Zinshopping bietet die Chance auf höhere Zinserträge und kann Sparerinnen und Sparer schneller an ihr Sparziel bringen. Jedoch birgt das Hopping zwischen den Tagesgeldkonten auch Risiken. Wir haben die Vor- und Nachteile des TagesgeldHoppings für Sie zusammengefasst:

  • Prämien für Neukunden bringen zusätzliche Rendite
  • Keine Gebühren für den Wechsel oder die Kontoführung
  • Tagesgeldkonto muss nicht gekündigt werden, kann also jederzeit wieder reaktiviert werden
  • Mehrere Tagesgeldkonten können gleichzeitig geführt werden
  • Tagesgeldkonten werden nicht bei der Schufa hinterlegt
  • Wer sein altes Tagesgeldkonto nicht kündigt, kann bei diesem Anbieter kein Neukunde mehr werden und von Prämien profitieren.
  • Zinshopping-Angebote für Neukunden sollten immer erst dahingehend überprüft werden, ob sie tatsächlich Vorteile bringen.
  • Sparerinnen und Sparer brauchen Geduld und Zeit
  • In der Zeit des Kontowechsels gehen Zinsen verloren
  • Keine Zinsgarantie, der Zinssatz kann kurz nach dem Zinshopping sinken

Sie planen lieber im Voraus und möchten mit einer Zinsgarantie sparen? Dann ist ein Festgeldkonto das Richtige für Sie. Über eine bestimmte Laufzeit hinweg bekommen Sie jährlich einen festen Zinssatz. So wissen Sie bereits im Vorfeld, wie viel Zinsen Sie mit Ihrem Vermögen erzielen.

Aufwand vs. Rendite:
Lohnt sich Tagesgeld-Hopping?

TagesgeldHopping kann rentabel, aber auch mit Aufwand verbunden sein. Sparende müssen sich also ein bisschen Zeit nehmen, um vom Zinshopping zu profitieren. Tatsächlich wirkt der Aufwand größer als er letzten Endes ist. Die Tagesgeldzinsen variieren nämlich nicht täglich, sondern monatlich oder maximal wöchentlich. Sparerinnen und Sparer, die TagesgeldHopping betreiben möchten, sollten daher stets den Markt im Blick haben.

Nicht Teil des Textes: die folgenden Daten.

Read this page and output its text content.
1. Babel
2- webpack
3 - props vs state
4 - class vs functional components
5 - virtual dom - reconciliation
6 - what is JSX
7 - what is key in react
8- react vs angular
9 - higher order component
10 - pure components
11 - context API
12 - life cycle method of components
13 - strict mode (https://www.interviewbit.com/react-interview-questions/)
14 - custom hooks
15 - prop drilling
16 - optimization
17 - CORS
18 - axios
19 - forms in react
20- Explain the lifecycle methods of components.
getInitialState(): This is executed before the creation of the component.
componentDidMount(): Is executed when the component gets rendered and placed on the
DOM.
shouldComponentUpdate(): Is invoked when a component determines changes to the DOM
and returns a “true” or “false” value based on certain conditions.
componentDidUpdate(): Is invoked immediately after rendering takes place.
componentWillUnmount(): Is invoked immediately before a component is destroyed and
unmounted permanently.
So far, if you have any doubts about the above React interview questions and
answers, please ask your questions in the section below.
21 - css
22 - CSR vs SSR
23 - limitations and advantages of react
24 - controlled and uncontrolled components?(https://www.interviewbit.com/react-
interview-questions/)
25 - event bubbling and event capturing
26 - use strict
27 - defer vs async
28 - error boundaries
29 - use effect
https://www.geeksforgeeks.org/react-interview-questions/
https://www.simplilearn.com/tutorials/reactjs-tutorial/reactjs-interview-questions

Sobald Sie ein Angebot mit attraktiveren Zinsen entdecken, kann der Wechsel erfolgen. Zum Eröffnen des neuen Tagesgeldkontos sind nur ein paar Schritte von Nöten, die jedoch je nach Bank und Anbieter länger dauern können. Der Antrag ist möglicherweise in wenigen Minuten ausgefüllt, das nachfolgende Postident-Verfahren kann dafür mehrere Tage dauern. WeltSparen erspart Ihnen diesen Zeitaufwand. Sie müssen sich nur einmal registrieren und legitimieren, danach können Sie jederzeit zwischen den Tagesgeldern unserer Partnerbanken wechseln.

Wer sein altes Tagesgeldkonto kündigen möchte, muss dafür ein paar Minuten mehr einplanen. Zudem sollte der Freistellungsauftrag angepasst bzw. bei der neuen Bank erteilt werden, um zusätzlich vom Sparerpauschbetrag zu profitieren.

In der Zeit, in der das Geld auf dem Referenzkonto liegt, bevor es auf das neue Tagesgeldkonto umgeschichtet wird, erhalten Sparerinnen und Sparer keine Tagesgeldzinsen. Wie lange die Umschichtung dauert, hängt vom Finanzinstitut ab. Sparende sollten demnach nicht bei jeder kleinen Zinserhöhung sofort das Konto wechseln, sondern nur bei rentablen Konditionen. Das hält den Aufwand gering und kann am Ende zu höheren Erträgen führen als ständiges TagesgeldkontoHopping.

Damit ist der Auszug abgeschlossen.